Le cierge pascal

Partager sur: Partager sur Twitter Partager sur Facebook Partager sur Google+

Depuis la veillée pascale, et jusqu’au jour de la Pentecôte (ou de l’Ascension), le cierge pascal est à l’honneur dans nos assemblées dominicales. Que signifie-t-il ? Où est-il placé ? Quels rapports avons-nous avec lui au cours de l’action liturgique ?

Le sens

Au tout début de la veillée pascale, alors que nous sommes tous en silence autour du feu, le prêtre s’en approche. Il s’adresse à Dieu pour lui demander de « bénir cette flamme qui brille dans la nuit ». Puis il grave le grand cierge de cire, traçant sur lui une croix, puis l’Alpha et l’Oméga, puis les chiffres de l’année en cours, en disant des mots que tous écoutent en silence : Le Christ, hier et aujourd’hui, commencement et fin de toutes choses, Alpha et Oméga ; à lui, le temps et l’éternité, à lui la gloire et la puissance pour les siècles sans fin. Amen.

Puis il implante dans la cire cinq grains d’encens, en disant : Par ses saintes plaies, ses plaies glorieuses, que le Christ Seigneur nous garde et nous protège. Amen.

Le prêtre se penche sur le grand feu, il lui présente ce bâton de cire.
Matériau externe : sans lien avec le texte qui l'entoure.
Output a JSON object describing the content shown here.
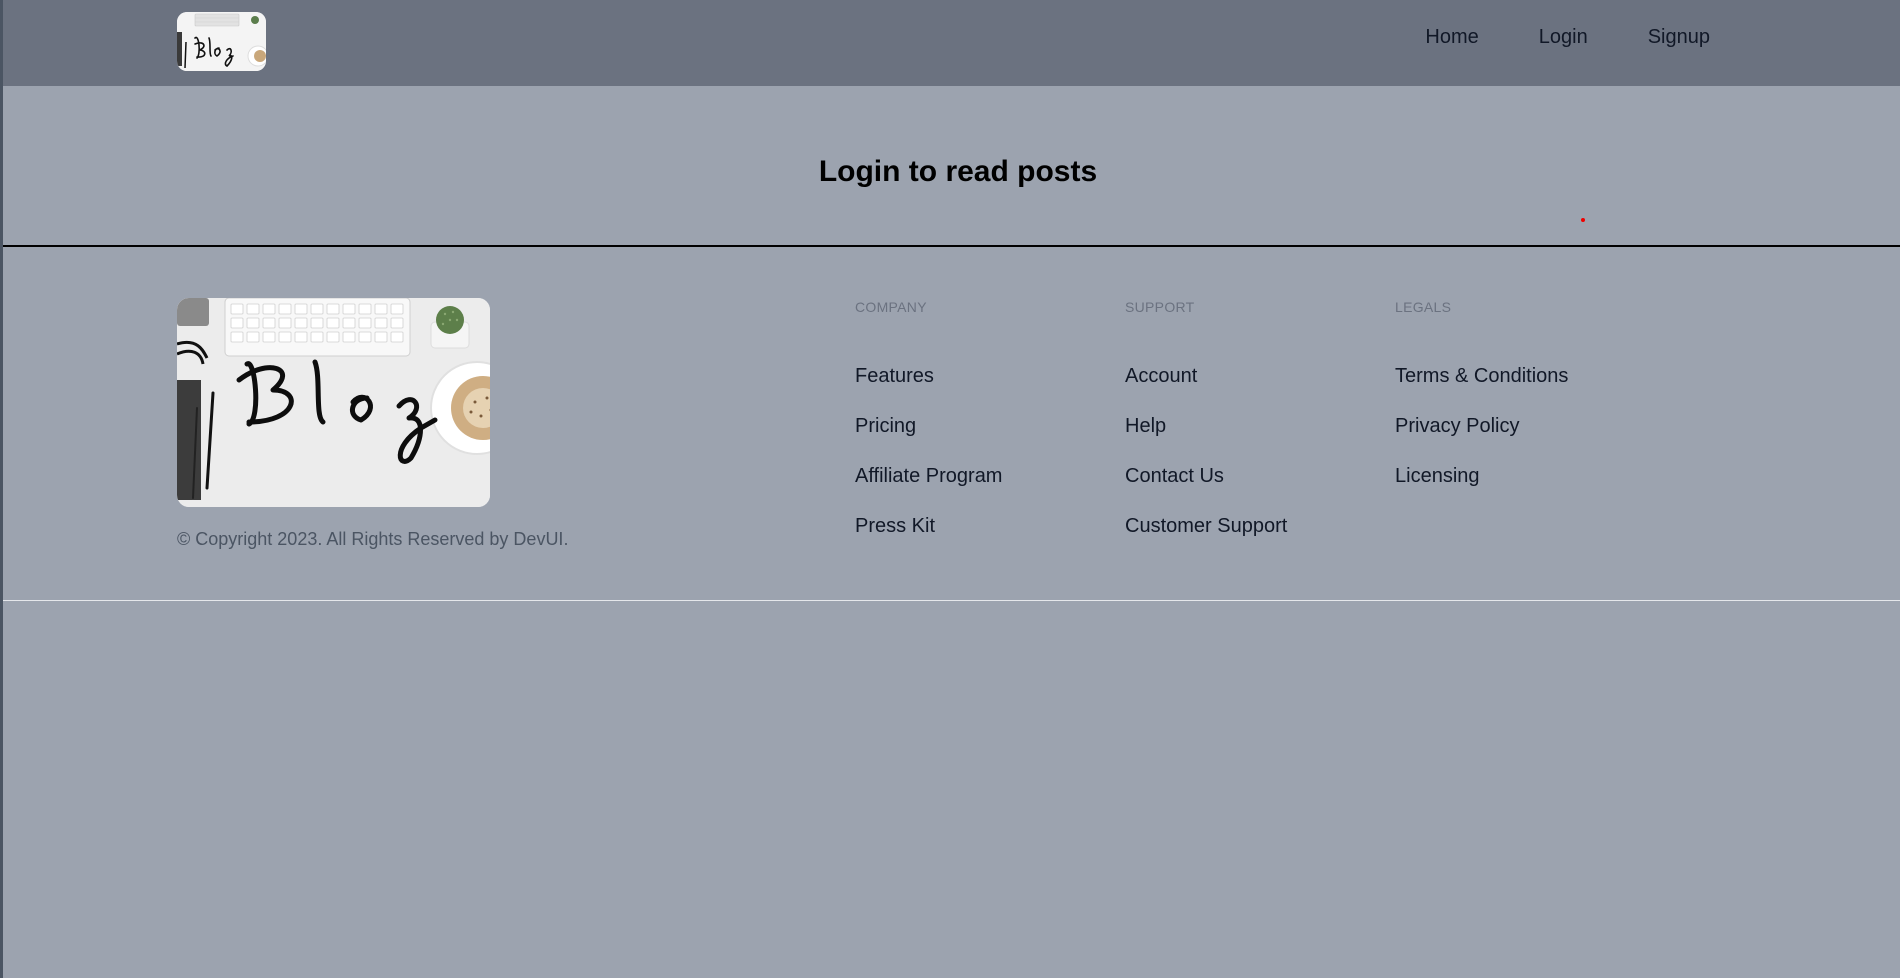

La grande flamme s’incline, création saluant son créateur ; la petite flamme, en-haut du cierge, s’éleve au-dessus de nous, soulevée par le diacre ; nous la suivons… Le cierge de cire est devenu le cierge pascal ! Sur le seuil de l’église, une acclamation retentit : Lumière du Christ ! Et nous : nous rendons grâce à Dieu ! Nous entrons à sa suite, chaque baptisé allumant à sa flamme le cierge de son baptême. Et l’Exultet, annonce de la Pâque, conclut cet « Office de la lumière » où le cierge pascal devient le signe de l’unique Pâque, du grand passage, de la liberté, de la victoire sur la mort, du Salut de la création entière : le cierge pascal devient dans la liturgie de cette nuit très sainte le symbole du Christ lui-même,  Lumière qui éclaire la route.

La place

Chaque dimanche du temps pascal, le cierge pascal est allumé avant que nous n’entrions. Il est là, fleuri, en bonne place parmi nous, au milieu de nous, devant nous. Selon les dimanches, selon les suggestions des équipes liturgiques, il peut être placé de manière particulière : près de l’ambon où la Parole est proclamée ; dans l’assemblée où chaque baptisé est membre du Christ lumière, en chemin avec Lui, demeurant en Lui ; devant l’autel… Son fleurissement n’est pas à négliger, il équivaut aussi, durant le temps pascal, au fleurissement de l’assemblée des baptisés, morts et ressuscités avec le Christ.

Les gestes

Le Gloire à Dieu peut être lancé et chanté en regardant le cierge pascal, ainsi que tel ou tel chant d’ouverture ou d’envoi, telle ou telle acclamation (le sanctus) ; la vasque d’eau, pour l’aspersion, est disposée tout près de lui, comme pour le baptême ou les obsèques… Les gestes et les symboles parlent à notre cœur lorsqu’ils sont mis en œuvre avec justesse.

De même que l’allumage du cierge pascal a donné lieu, dans la veillée pascale, à un geste rituel, de même son extinction ne peut se faire en catimini. Ainsi, le dimanche de Pentecôte, on pourra éteindre le cierge pascal pendant que l’assemblée chante la séquence du Veni creator, juste avant l’Évangile, ou bien encore au moment de l’envoi. Ainsi prendront sens en nous ces paroles que Jésus nous a dites concernant la venue de l’Esprit Saint, successive à sa « disparition » : je ne vous laisserai pas orphelins, je viens vers vous (Jean 14, 18).